Today, Burlingame’s Santa Fe Street offers a nostalgic panorama with its classic red brick streets, antique-style street lights, and historic brick and stone buildings, a unique reminder of those early Trail days. The vast expanse between the store buildings is reminiscent of the Trail days when the trail was wide enough for the ox-drawn freight wagons to circle as the wagon trains camped to restock supplies and make repairs before heading west. Today, residents park their cars in the middle of the street and at the curb.
The Santa Fe Trail then headed west over the hill and out of town, roughly paralleling Highway 31.
Dragoon Creek & Havana Stage Station: Echoes of the Past
Approximately three miles northwest of Burlingame and north of Kansas Highway 31 lies the Dragoon Creek Crossing, a natural rock crossing point that retains much of its appearance from the Trail days. The creek is believed to be named after a troop of dragoons who traveled over the Santa Fe Trail in the 1850s or possibly for a dragoon, Samuel Hunt, whose grave is located just west.
The site of the old Havana Stage Station is about one mile west of Dragoon Creek and just south of Kansas Highway 31. Reportedly built in 1858, a store and a hotel complemented the station. The site was home to about 50 German and French families in its earliest days. The townsite included six small buildings in addition to the stage station, store, and hotel. The stage station operated as a stop on the main stage line, offering meals and lodging until around 1869, when the Atchison, Topeka, and Santa Fe Railroad arrived in nearby Burlingame. The town was abandoned in the early 1870s. Many Germans moved to Alma, and the property was sold for taxes.
Today, only the remains of the stage station are discernible. However, the trail’s ruts or swales can still be seen in the field south of the roadside marker as it continues southwest from the Havana Station.

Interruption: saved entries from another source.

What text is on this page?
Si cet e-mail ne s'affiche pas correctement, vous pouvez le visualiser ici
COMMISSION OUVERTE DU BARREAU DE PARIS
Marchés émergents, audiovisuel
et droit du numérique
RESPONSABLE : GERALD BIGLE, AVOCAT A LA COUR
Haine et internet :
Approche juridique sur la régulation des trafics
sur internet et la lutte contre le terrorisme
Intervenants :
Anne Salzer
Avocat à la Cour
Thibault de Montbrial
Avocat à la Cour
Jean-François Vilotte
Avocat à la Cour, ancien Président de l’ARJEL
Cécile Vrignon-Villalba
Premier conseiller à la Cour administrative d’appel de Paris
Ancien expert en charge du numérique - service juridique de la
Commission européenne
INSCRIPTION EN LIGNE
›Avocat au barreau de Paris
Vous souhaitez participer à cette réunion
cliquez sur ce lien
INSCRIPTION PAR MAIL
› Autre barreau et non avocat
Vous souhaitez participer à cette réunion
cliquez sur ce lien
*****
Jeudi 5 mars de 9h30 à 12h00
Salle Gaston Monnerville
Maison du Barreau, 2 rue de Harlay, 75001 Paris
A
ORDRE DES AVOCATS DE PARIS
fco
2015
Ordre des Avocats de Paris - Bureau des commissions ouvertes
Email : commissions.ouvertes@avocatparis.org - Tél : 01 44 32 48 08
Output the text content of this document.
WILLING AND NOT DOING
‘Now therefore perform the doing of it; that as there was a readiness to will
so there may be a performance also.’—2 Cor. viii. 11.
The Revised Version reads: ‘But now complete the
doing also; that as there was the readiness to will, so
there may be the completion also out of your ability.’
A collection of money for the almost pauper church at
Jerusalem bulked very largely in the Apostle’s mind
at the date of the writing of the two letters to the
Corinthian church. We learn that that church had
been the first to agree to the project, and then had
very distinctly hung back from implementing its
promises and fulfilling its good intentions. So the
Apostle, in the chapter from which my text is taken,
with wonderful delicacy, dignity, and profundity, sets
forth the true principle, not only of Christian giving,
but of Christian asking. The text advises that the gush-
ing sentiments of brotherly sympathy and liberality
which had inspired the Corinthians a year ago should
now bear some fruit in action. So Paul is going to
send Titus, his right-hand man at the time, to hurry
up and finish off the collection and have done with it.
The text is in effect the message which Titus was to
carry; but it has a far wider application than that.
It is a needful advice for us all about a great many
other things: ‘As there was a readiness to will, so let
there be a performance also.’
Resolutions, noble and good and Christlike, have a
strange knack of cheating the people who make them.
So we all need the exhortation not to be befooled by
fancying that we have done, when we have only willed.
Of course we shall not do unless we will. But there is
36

Samuel Hunt Grave: A Lone Sentinel
The Samuel Hunt Grave is located just north of Kansas Highway 31 and about ½ mile west of the Havana Stage Station site. Private Samuel Hunt, US Army Dragoons, served with Colonel Henry Dodge’s Rocky Mountain Expedition in 1835 and died at this location on the return march to Fort Leavenworth, Kansas. This is the earliest known gravesite of a soldier on the Santa Fe Trail.
Soldier Creek Crossing: A Place of Sorrow
Southwest of Samuel Hunt’s Grave, Santa Fe Trail ruts lead to the Soldier Creek Crossing. The creek is reportedly named after an army unit that suffered heavy losses from cholera at this location in 1851.
From Soldier Creek, the trail continues, briefly crossing into Wabaunsee County and the northern edge of Lyon County.
The passage of the Santa Fe Trail through Osage County, Kansas, offers a compelling journey through time. From the bustling Rock Creek Springs to the crossroads at 110 Mile Creek and the enduring legacy of Burlingame, the landscape is imbued with the stories of those who shaped the American West. While much has changed, the faint echoes of the trail remain, inviting us to explore and remember the challenges and triumphs of a bygone era.